Trump also appears in the files, making a donation of $15,000 following a personal visit from Walker to the Republican nominee’s Fifth Avenue headquarters.
In addition to Trump, many of the most powerful and wealthy rightwing figures in the nation crop up in the files: from Home Depot co-founder Ken Langone, hedge-fund manager Paul Singer and Las Vegas casino giant Sheldon Adelson, to magnate Carl Icahn. “I got $1m from John Menard today,” Walker says in one email, referring to the billionaire owner of the home improvement chain Menards.
Among the new material contained in the documents are donations amounting to $750,000 to a third-party group closely aligned to Walker from the owner of NL Industries, a company that historically produced lead paint. Within the same timeframe as the donations, the Republican-controlled legislature passed new laws making it much more difficult for victims of lead paint poisoning to sue NL Industries and other former lead paint manufacturers (the laws were later overturned in the federal courts).
The John Doe files also provide new insight into the extensive efforts made by allies of Scott Walker to help a conservative member of the Wisconsin supreme court, David Prosser, hang onto his seat in a 2011 re-election. A network of like-minded groups and campaigners channeled $3.5m in undisclosed corporate funds to pay for TV and radio ads backing the judge.
The push was seen as vital, the documents disclose, as a means of retaining the rightwing majority of the court and thereby preserving the anti-union measures introduced by Walker. “If we lose [Justice Prosser], the Walker agenda is toast,” one ally writes in an email sent around to the governor’s chief of staff and several conservative lobbyists.
In 2015, Justice Prosser refused to recuse himself from a case in which the state supreme court sat in judgment over the John Doe investigation, despite the fact that the investigation focused on precisely the same network of lobbying groups and donors that had helped him hang onto his seat. The judge joined a majority of four conservative justices who voted to terminate the investigation and destroy all the documents now leaked to the Guardian.
Prosser told the Guardian that four years had passed since his re-election before he joined the decision to close the John Doe investigation, over which time any potential conflict of interest had faded.

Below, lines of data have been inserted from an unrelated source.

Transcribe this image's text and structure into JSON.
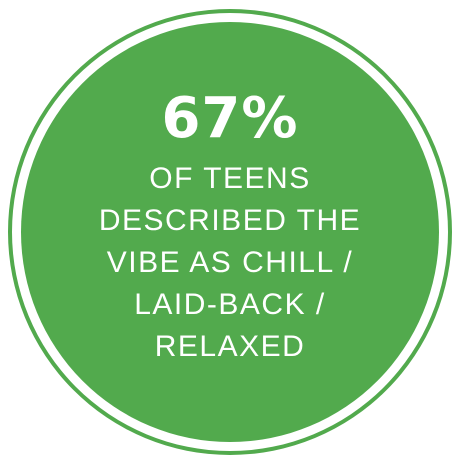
{
  "badge": {
    "stat": "67%",
    "lines": [
      "OF TEENS",
      "DESCRIBED THE",
      "VIBE AS CHILL /",
      "LAID-BACK /",
      "RELAXED"
    ]
  },
  "colors": {
    "green": "#52aa4d",
    "text": "#ffffff",
    "background": "#ffffff"
  }
}
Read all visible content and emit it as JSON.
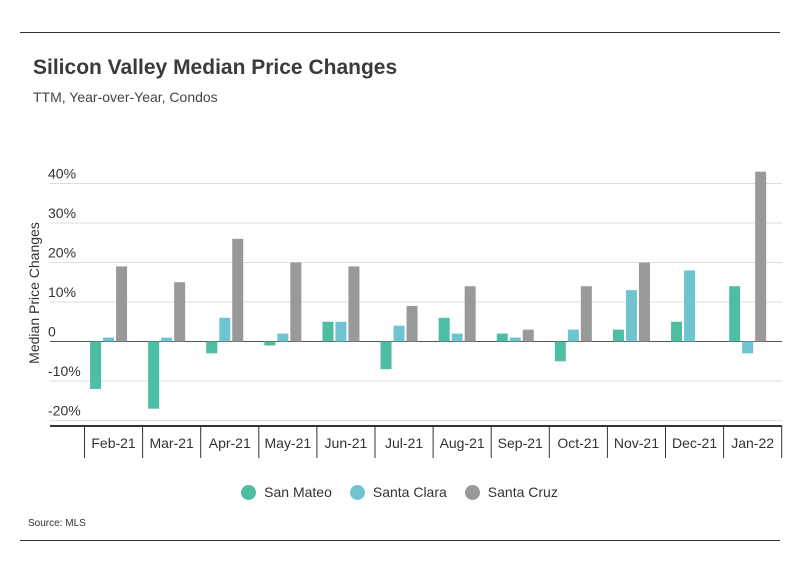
{
  "chart_data": {
    "type": "bar",
    "title": "Silicon Valley Median Price Changes",
    "subtitle": "TTM, Year-over-Year, Condos",
    "ylabel": "Median Price Changes",
    "xlabel": "",
    "ylim": [
      -20,
      40
    ],
    "yticks": [
      40,
      30,
      20,
      10,
      0,
      -10,
      -20
    ],
    "ytick_labels": [
      "40%",
      "30%",
      "20%",
      "10%",
      "0",
      "-10%",
      "-20%"
    ],
    "grid": true,
    "legend_position": "bottom",
    "categories": [
      "Feb-21",
      "Mar-21",
      "Apr-21",
      "May-21",
      "Jun-21",
      "Jul-21",
      "Aug-21",
      "Sep-21",
      "Oct-21",
      "Nov-21",
      "Dec-21",
      "Jan-22"
    ],
    "series": [
      {
        "name": "San Mateo",
        "color": "#4dbea3",
        "values": [
          -12,
          -17,
          -3,
          -1,
          5,
          -7,
          6,
          2,
          -5,
          3,
          5,
          14
        ]
      },
      {
        "name": "Santa Clara",
        "color": "#6ec5d0",
        "values": [
          1,
          1,
          6,
          2,
          5,
          4,
          2,
          1,
          3,
          13,
          18,
          -3
        ]
      },
      {
        "name": "Santa Cruz",
        "color": "#999999",
        "values": [
          19,
          15,
          26,
          20,
          19,
          9,
          14,
          3,
          14,
          20,
          0,
          43
        ]
      }
    ]
  },
  "footer": {
    "source": "Source:  MLS"
  }
}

The John Doe investigation was launched in 2012 after a set of recall elections that were forced on Walker and six Republican state senators in the wake of their hyper-partisan anti-union measure, Act 10. The prosecutors alleged that the governor’s campaign committee had operated a coordinated network involving outside lobby groups through which unlimited amounts of corporate money could be channeled without public disclosure.
Walker and the other parties who were the subjects of the John Doe investigation have all protested that they were unfairly accused of legal violations. They point out that no charges have been brought in the case, and that a succession of Wisconsin courts, including the state’s highest, have cleared them of wrongdoing.
Walker’s campaign told the Guardian that the John Doe investigation was “baseless” and had been shut down multiple times by the state courts. “There is absolutely no evidence of any wrongdoing,” a spokesman said.
The third-party lobbying groups that were the subject of the investigation said the prosecutors had accused wholly innocent individuals of crimes that did not exist under state law. They insisted they had a right to comment about public officials and policy and to protect the confidentiality of their donors.